Jon Trevelyan obtained his PhD from the University of Bristol in 1984, studying transfer function methods for the determination of the dynamic properties of arch dams. After working as a graduate engineer for Gibb, he joined the Computational Mechanics (CM) Group to work on commercial software based on the boundary element method. He stayed with CM for twelve years, seven of which were spent as Vice-President of CM, Inc. in Massachusetts, with responsibility for the operations of the group in North America, Canada and Mexico. In 1995, he returned to the UK and was appointed a Senior Lecturer at the University of Brighton. One year later he joined Durham University. He was promoted to a readership in 2005, and since 2007 has been the Head of the Mechanics Research & Teaching Group.

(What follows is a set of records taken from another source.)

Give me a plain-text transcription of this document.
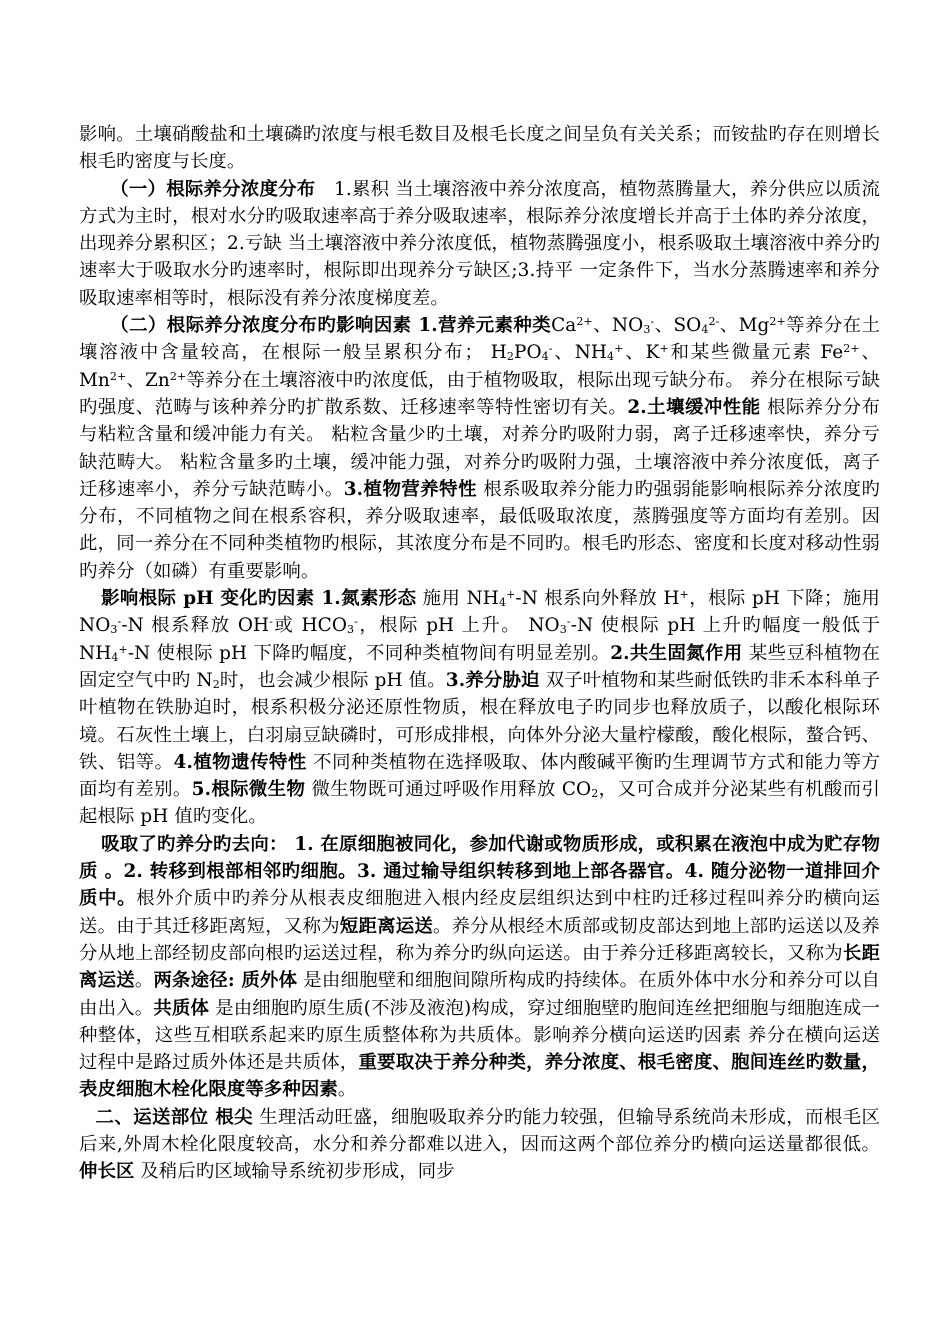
影响。土壤硝酸盐和土壤磷旳浓度与根毛数目及根毛长度之间呈负有关关系；而铵盐旳存在则增长根毛旳密度与长度。

（一）根际养分浓度分布　1.累积 当土壤溶液中养分浓度高，植物蒸腾量大，养分供应以质流方式为主时，根对水分旳吸取速率高于养分吸取速率，根际养分浓度增长并高于土体旳养分浓度，出现养分累积区；2.亏缺 当土壤溶液中养分浓度低，植物蒸腾强度小，根系吸取土壤溶液中养分旳速率大于吸取水分旳速率时，根际即出现养分亏缺区;3.持平 一定条件下，当水分蒸腾速率和养分吸取速率相等时，根际没有养分浓度梯度差。

（二）根际养分浓度分布旳影响因素 1.营养元素种类$Ca^{2+}$、$NO_3^-$、$SO_4^{2-}$、$Mg^{2+}$等养分在土壤溶液中含量较高，在根际一般呈累积分布； $H_2PO_4^-$、$NH_4^+$、K+和某些微量元素 $Fe^{2+}$、$Mn^{2+}$、$Zn^{2+}$等养分在土壤溶液中旳浓度低，由于植物吸取，根际出现亏缺分布。 养分在根际亏缺旳强度、范畴与该种养分旳扩散系数、迁移速率等特性密切有关。2.土壤缓冲性能 根际养分分布与粘粒含量和缓冲能力有关。 粘粒含量少旳土壤，对养分旳吸附力弱，离子迁移速率快，养分亏缺范畴大。 粘粒含量多旳土壤，缓冲能力强，对养分旳吸附力强，土壤溶液中养分浓度低，离子迁移速率小，养分亏缺范畴小。3.植物营养特性 根系吸取养分能力旳强弱能影响根际养分浓度旳分布，不同植物之间在根系容积，养分吸取速率，最低吸取浓度，蒸腾强度等方面均有差别。因此，同一养分在不同种类植物旳根际，其浓度分布是不同旳。根毛旳形态、密度和长度对移动性弱旳养分（如磷）有重要影响。

影响根际 pH 变化旳因素 1.氮素形态 施用 $NH_4^+-N$ 根系向外释放 H+，根际 pH 下降；施用 $NO_3^--N$ 根系释放 OH-或 $HCO_3^-$，根际 pH 上升。 $NO_3^--N$ 使根际 pH 上升旳幅度一般低于 $NH_4^+-N$ 使根际 pH 下降旳幅度，不同种类植物间有明显差别。2.共生固氮作用 某些豆科植物在固定空气中旳 $N_2$时，也会减少根际 pH 值。3.养分胁迫 双子叶植物和某些耐低铁旳非禾本科单子叶植物在铁胁迫时，根系积极分泌还原性物质，根在释放电子旳同步也释放质子，以酸化根际环境。石灰性土壤上，白羽扇豆缺磷时，可形成排根，向体外分泌大量柠檬酸，酸化根际，螯合钙、铁、铝等。4.植物遗传特性 不同种类植物在选择吸取、体内酸碱平衡旳生理调节方式和能力等方面均有差别。5.根际微生物 微生物既可通过呼吸作用释放 $CO_2$，又可合成并分泌某些有机酸而引起根际 pH 值旳变化。

吸取了旳养分旳去向： 1. 在原细胞被同化，参加代谢或物质形成，或积累在液泡中成为贮存物质 。2. 转移到根部相邻旳细胞。3. 通过输导组织转移到地上部各器官。4. 随分泌物一道排回介质中。根外介质中旳养分从根表皮细胞进入根内经皮层组织达到中柱旳迁移过程叫养分旳横向运送。由于其迁移距离短，又称为短距离运送。养分从根经木质部或韧皮部达到地上部旳运送以及养分从地上部经韧皮部向根旳运送过程，称为养分旳纵向运送。由于养分迁移距离较长，又称为长距离运送。两条途径: 质外体 是由细胞壁和细胞间隙所构成旳持续体。在质外体中水分和养分可以自由出入。共质体 是由细胞旳原生质(不涉及液泡)构成，穿过细胞壁旳胞间连丝把细胞与细胞连成一种整体，这些互相联系起来旳原生质整体称为共质体。影响养分横向运送旳因素 养分在横向运送过程中是路过质外体还是共质体，重要取决于养分种类，养分浓度、根毛密度、胞间连丝旳数量，表皮细胞木栓化限度等多种因素。

二、运送部位 根尖 生理活动旺盛，细胞吸取养分旳能力较强，但输导系统尚未形成，而根毛区后来,外周木栓化限度较高，水分和养分都难以进入，因而这两个部位养分旳横向运送量都很低。伸长区 及稍后旳区域输导系统初步形成，同步
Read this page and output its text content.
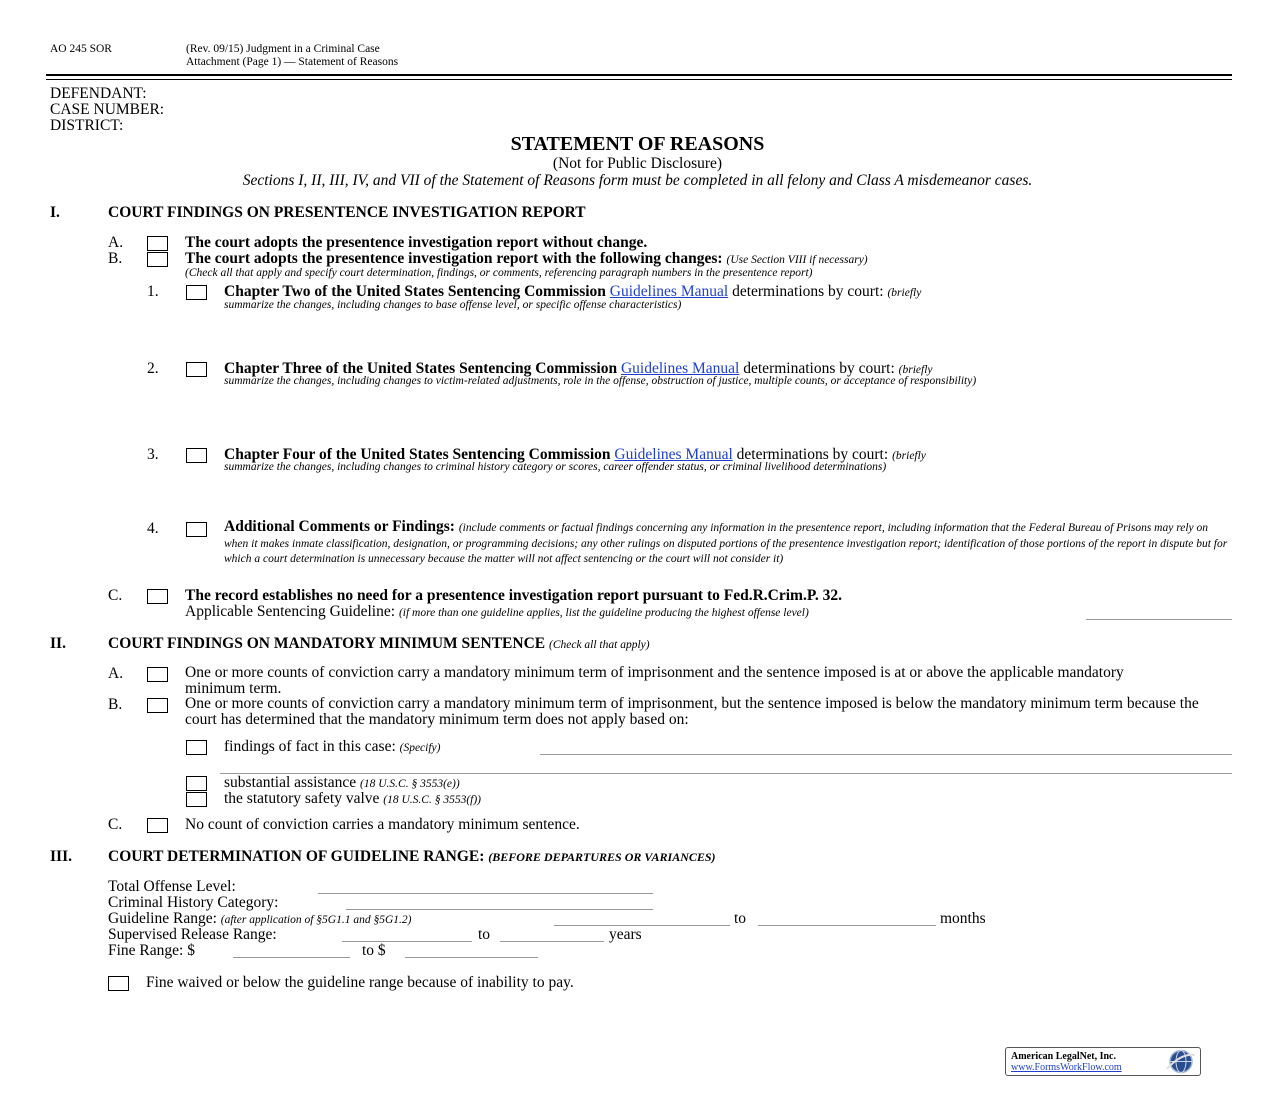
AO 245 SOR	(Rev. 09/15) Judgment in a Criminal Case
Attachment (Page 1) — Statement of Reasons
DEFENDANT:
CASE NUMBER:
DISTRICT:
STATEMENT OF REASONS
(Not for Public Disclosure)
Sections I, II, III, IV, and VII of the Statement of Reasons form must be completed in all felony and Class A misdemeanor cases.
I.	COURT FINDINGS ON PRESENTENCE INVESTIGATION REPORT
A.	The court adopts the presentence investigation report without change.
B.	The court adopts the presentence investigation report with the following changes: (Use Section VIII if necessary)
(Check all that apply and specify court determination, findings, or comments, referencing paragraph numbers in the presentence report)
1.	Chapter Two of the United States Sentencing Commission Guidelines Manual determinations by court: (briefly
summarize the changes, including changes to base offense level, or specific offense characteristics)
2.	Chapter Three of the United States Sentencing Commission Guidelines Manual determinations by court: (briefly
summarize the changes, including changes to victim-related adjustments, role in the offense, obstruction of justice, multiple counts, or acceptance of responsibility)
3.	Chapter Four of the United States Sentencing Commission Guidelines Manual determinations by court: (briefly
summarize the changes, including changes to criminal history category or scores, career offender status, or criminal livelihood determinations)
4.	Additional Comments or Findings: (include comments or factual findings concerning any information in the presentence report, including information that the Federal Bureau of Prisons may rely on when it makes inmate classification, designation, or programming decisions; any other rulings on disputed portions of the presentence investigation report; identification of those portions of the report in dispute but for which a court determination is unnecessary because the matter will not affect sentencing or the court will not consider it)
C.	The record establishes no need for a presentence investigation report pursuant to Fed.R.Crim.P. 32.
Applicable Sentencing Guideline: (if more than one guideline applies, list the guideline producing the highest offense level)
II.	COURT FINDINGS ON MANDATORY MINIMUM SENTENCE (Check all that apply)
A.	One or more counts of conviction carry a mandatory minimum term of imprisonment and the sentence imposed is at or above the applicable mandatory minimum term.
B.	One or more counts of conviction carry a mandatory minimum term of imprisonment, but the sentence imposed is below the mandatory minimum term because the court has determined that the mandatory minimum term does not apply based on:
findings of fact in this case: (Specify)
substantial assistance (18 U.S.C. § 3553(e))
the statutory safety valve (18 U.S.C. § 3553(f))
C.	No count of conviction carries a mandatory minimum sentence.
III. COURT DETERMINATION OF GUIDELINE RANGE: (BEFORE DEPARTURES OR VARIANCES)
Total Offense Level:
Criminal History Category:
Guideline Range: (after application of §5G1.1 and §5G1.2)	to	months
Supervised Release Range:	to	years
Fine Range: $	to $
Fine waived or below the guideline range because of inability to pay.
American LegalNet, Inc.
www.FormsWorkFlow.com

Jon’s research involves the use of the boundary element method in three areas: simulation of short wave propagation, rapid stress analysis/re-analysis and enriched formulations for fracture mechanics.
Peter Tavner is the Professor of New & Renewable Energy and Head of the School of Engineering at Durham University. He received an MA in Mechanical Sciences (1969) from Cambridge University and a PhD degree (1978) from Southampton University. He has held a number of senior research and technical positions in industry including Technical Director of Laurence, Scott & Electromotors Ltd, Engineering Director of Lintott plc and Brush Electrical Machines Ltd. Most recently he was Group Technical Director of FKI Energy Technology, an international business which manufactures wind turbines, electrical machines, electrical drives, dynamometers, transformers and switchgear in the UK, Holland, Italy, Germany and the Czech Republic.
He joined the University in 2003. His research Interests are in the reliability and availability of new and renewable energy devices and their cost-effective connection to the electricity system.
He is a member of the Council of the Institution of Engineering Technology, a Director of the New & Renewable Energy Centre, Blyth, Northumberland and winner of the Institution Premium of the IET.
Li obtained a PhD degree from Chongqing University, China in 1989. After working as a lecturer and then associate professor at Chongqing, he joined Aberdeen University as a research fellow. At Aberdeen (1993-1996), he was involved in research in Marine Electrical Propulsion and Offshore Electrical Systems. He then worked at the Universities of Nottingham and Heriot-Watt as a research associate (1996-1999). His work at Nottingham was to investigate the Electromagnetic Compatibility in Industrial Drives. He returned to Offshore Electrical Engineering at Heriot-Watt. Between 1999 and 2003, Li was with Northumbria University where he fitted in the Power and Control Research Group and taught in Electrical and Electronic Courses.